In April 2014 Yahoo announced that they would no longer honor DNT signals, because they believed that the default web should be ‘personalized’ i.e. tailored for you based on knowledge of what you’ve been up to; personalized thus joins relevant and interest-based as synonyms (and alarm bells) for surveillance-based advertising and content selection.
But Yahoo wasn’t finished: following a deal where they bought themselves the default search box on Firefox, they announced in November 2015 that they would be honoring DNT requests for Firefox users. Mmmmh. Why only Firefox users – oh did Mozilla make them sign up to that? Perhaps because Mozilla was one of the birthplaces of DNT? And what would honor mean exactly? It hardly matters as Yahoo may well change their position again once their takeover is complete. Or perhaps they’ll claim that they couldn’t do anything for the last five years because they were waiting for agreement at the W3C. Yawn.
So now to the most delicious irony of all. After the uproar surrounding the Snowden revelations one of big tech’s responses was to implement encryption at various points in the network. The aspect of this closest to users was Google’s project to develop an end-to-end encryption plug-in for gmail. This was an open-source project and Yahoo declared that they would make it available for their webmail system as well. This was good for users but it would also involve a cost for the companies as both sell advertising based on scanning users’ email to select ‘relevant’ ‘personalized’ ads. If the mails are encrypted this type of analysis is not possible, resulting in lower revenues. But the NSA revelations hurt a lot of people’s pride and made the tech industry as a whole look compromised, poodles of the US government’s PRISM program, so some notional loss could be stomached.
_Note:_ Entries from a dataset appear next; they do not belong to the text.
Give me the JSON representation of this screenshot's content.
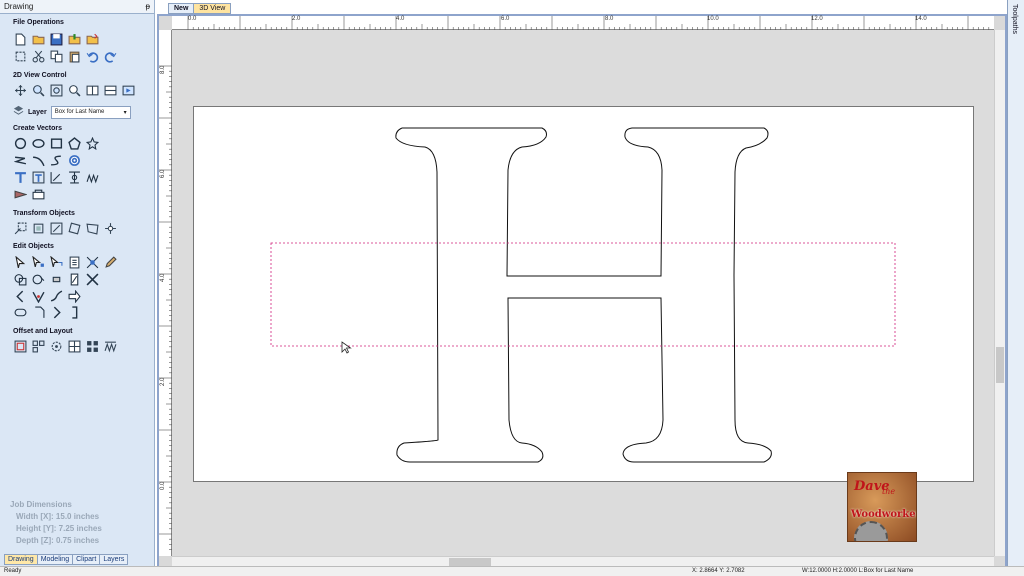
{
  "panel": {
    "title": "Drawing",
    "pin": "ᵽ",
    "sections": {
      "file": "File Operations",
      "view2d": "2D View Control",
      "create": "Create Vectors",
      "transform": "Transform Objects",
      "edit": "Edit Objects",
      "offset": "Offset and Layout"
    },
    "layer": {
      "label": "Layer",
      "value": "Box for Last Name"
    },
    "job": {
      "title": "Job Dimensions",
      "width": "Width  [X]: 15.0 inches",
      "height": "Height [Y]: 7.25 inches",
      "depth": "Depth  [Z]: 0.75 inches"
    },
    "tabs": [
      "Drawing",
      "Modeling",
      "Clipart",
      "Layers"
    ]
  },
  "doc_tabs": [
    "New",
    "3D View"
  ],
  "ruler": {
    "top": [
      "0.0",
      "2.0",
      "4.0",
      "6.0",
      "8.0",
      "10.0",
      "12.0",
      "14.0"
    ],
    "left": [
      "8.0",
      "6.0",
      "4.0",
      "2.0",
      "0.0"
    ]
  },
  "right_panel": {
    "label": "Toolpaths"
  },
  "status": {
    "ready": "Ready",
    "xy": "X: 2.8664 Y: 2.7082",
    "wh": "W:12.0000  H:2.0000  L:Box for Last Name"
  },
  "logo": {
    "line1": "Dave",
    "line2": "the",
    "line3": "Woodworker"
  },
  "colors": {
    "panel_bg": "#dbe7f5",
    "selection": "#d0207a",
    "active_tab": "#ffe8a8"
  }
}
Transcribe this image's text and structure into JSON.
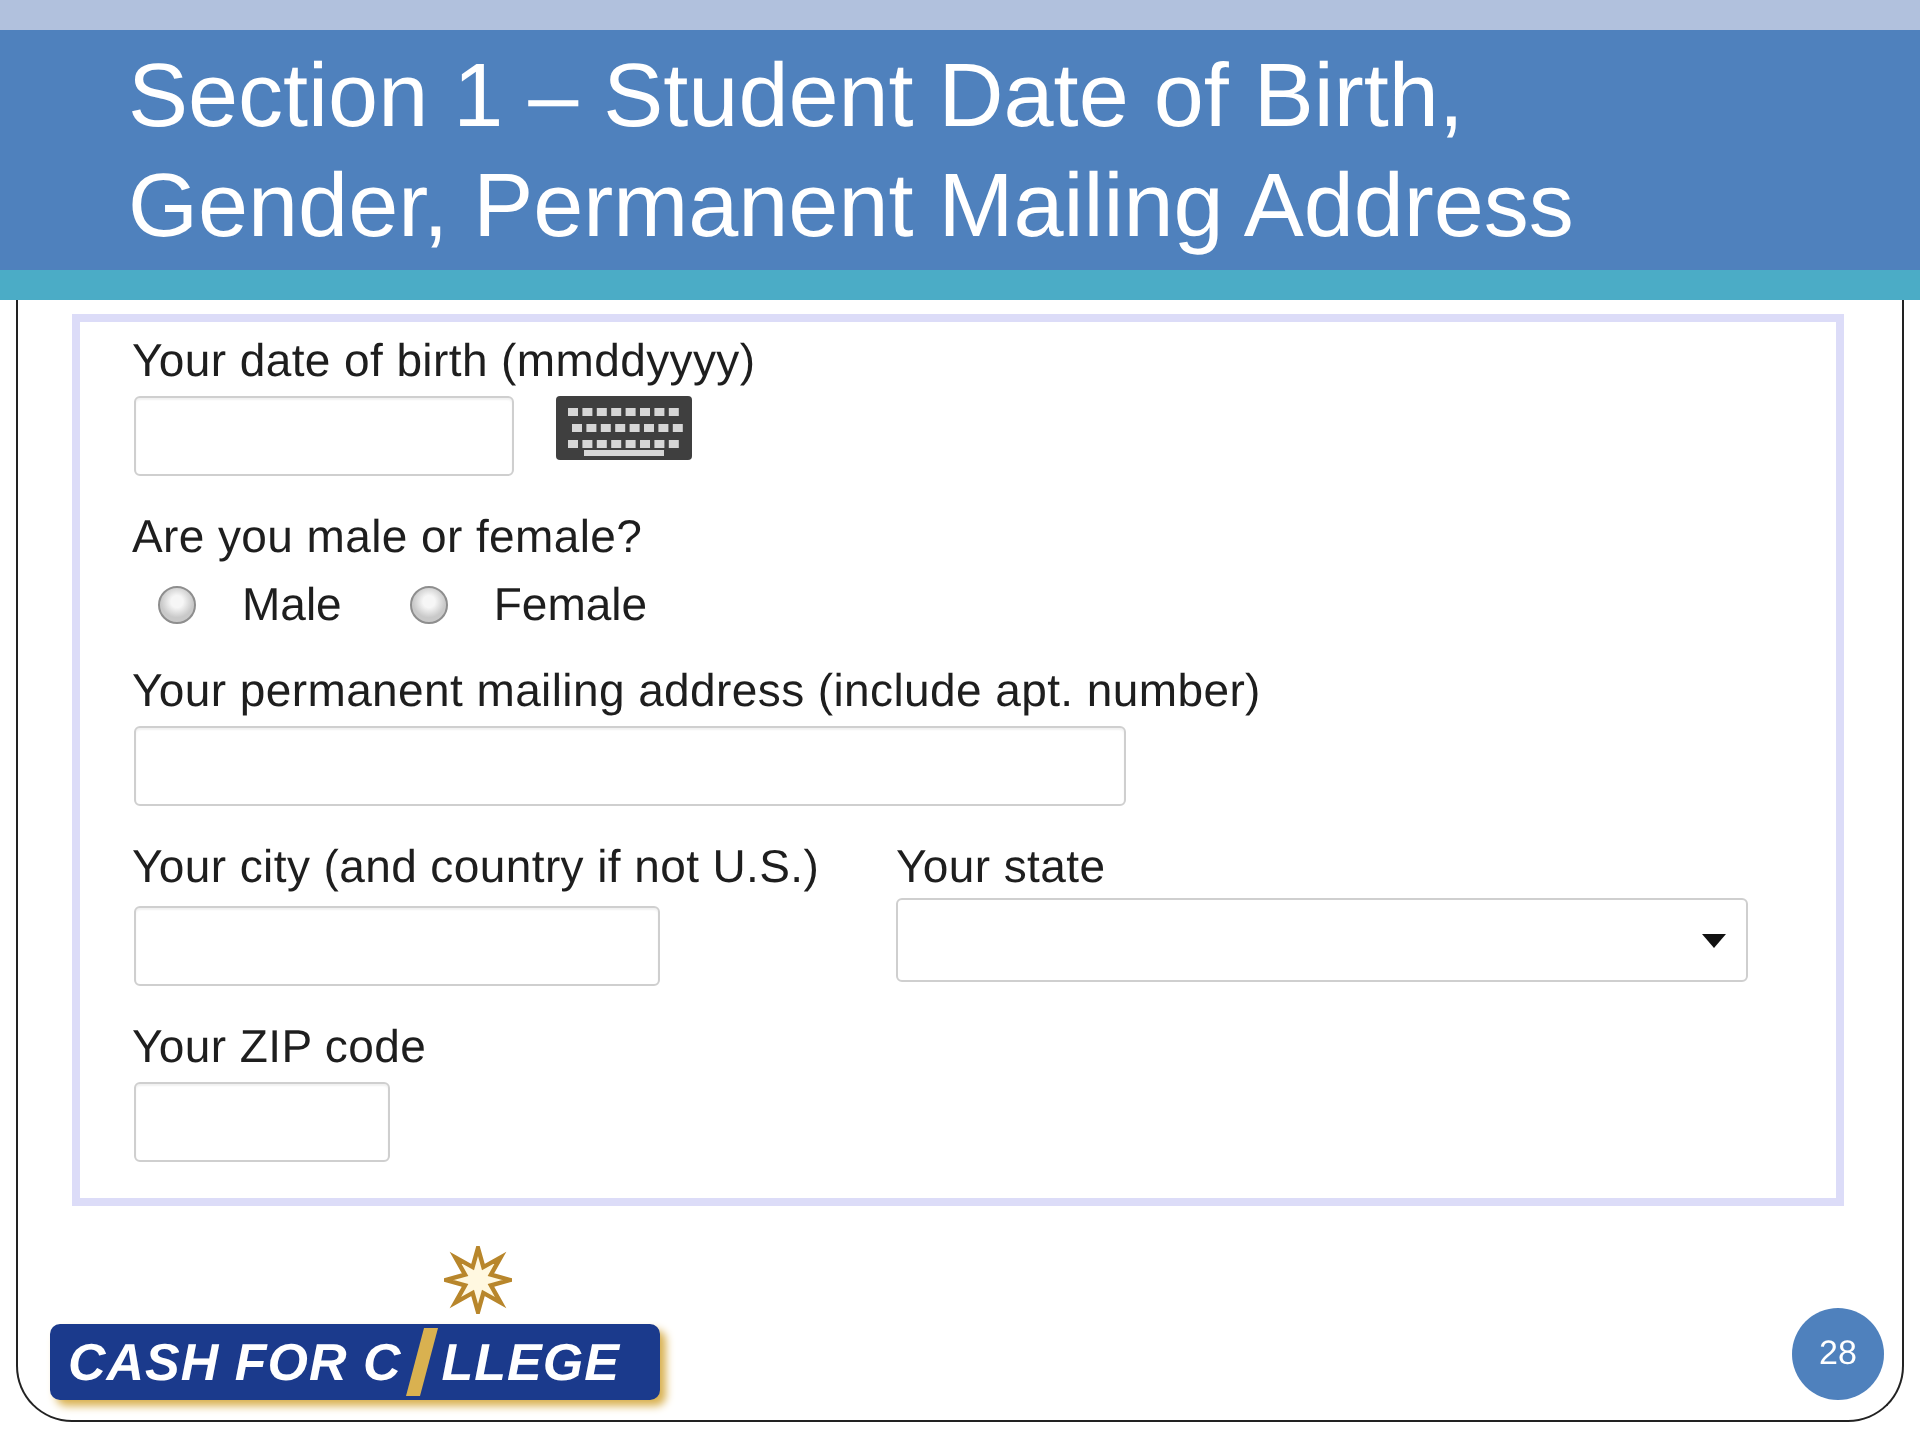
{
  "slide": {
    "title": "Section 1 – Student Date of Birth, Gender, Permanent Mailing Address",
    "page_number": "28"
  },
  "form": {
    "rows": [
      {
        "fields": [
          {
            "kind": "date",
            "label": "Your date of birth (mmddyyyy)"
          }
        ]
      },
      {
        "fields": [
          {
            "kind": "radio",
            "label": "Are you male or female?",
            "options": [
              {
                "label": "Male",
                "selected": false
              },
              {
                "label": "Female",
                "selected": false
              }
            ]
          }
        ]
      },
      {
        "fields": [
          {
            "kind": "address",
            "label": "Your permanent mailing address (include apt. number)"
          }
        ]
      },
      {
        "fields": [
          {
            "kind": "city",
            "label": "Your city (and country if not U.S.)"
          },
          {
            "kind": "select",
            "label": "Your state"
          }
        ]
      },
      {
        "fields": [
          {
            "kind": "zip",
            "label": "Your ZIP code"
          }
        ]
      }
    ]
  },
  "logo": {
    "text_start": "CASH FOR C",
    "text_end": "LLEGE"
  }
}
Alex Stamos, then head of security at Yahoo, set about recruiting programmers and engineers to move it on. In March 2015 this system was ready to demo and was unveiled at SXSW. Right around then Yahoo had been requested to search their whole email traffic for a specified identifier. This was implemented secretly and without consultation with Stamos and the security team, so that when they uncovered it they mistook it for a hostile insert placed by an intruder. The rest is well known: Stamos left Yahoo shortly afterwards to become head of security at Facebook. The Chrome extension for end-to-end encryption of Yahoo mail in Chrome was never officially completed and launched, although one of the lead developers says it’s basically good to go. (Incidentally, what happened to Google’s much trumpeted efforts in this regard?)
Yahoo has many other sins uncatalogued here, but what astonishes me is how erratic and capricious they are. What would you trust them with? Better, as the Intercept suggests, to just delete your account.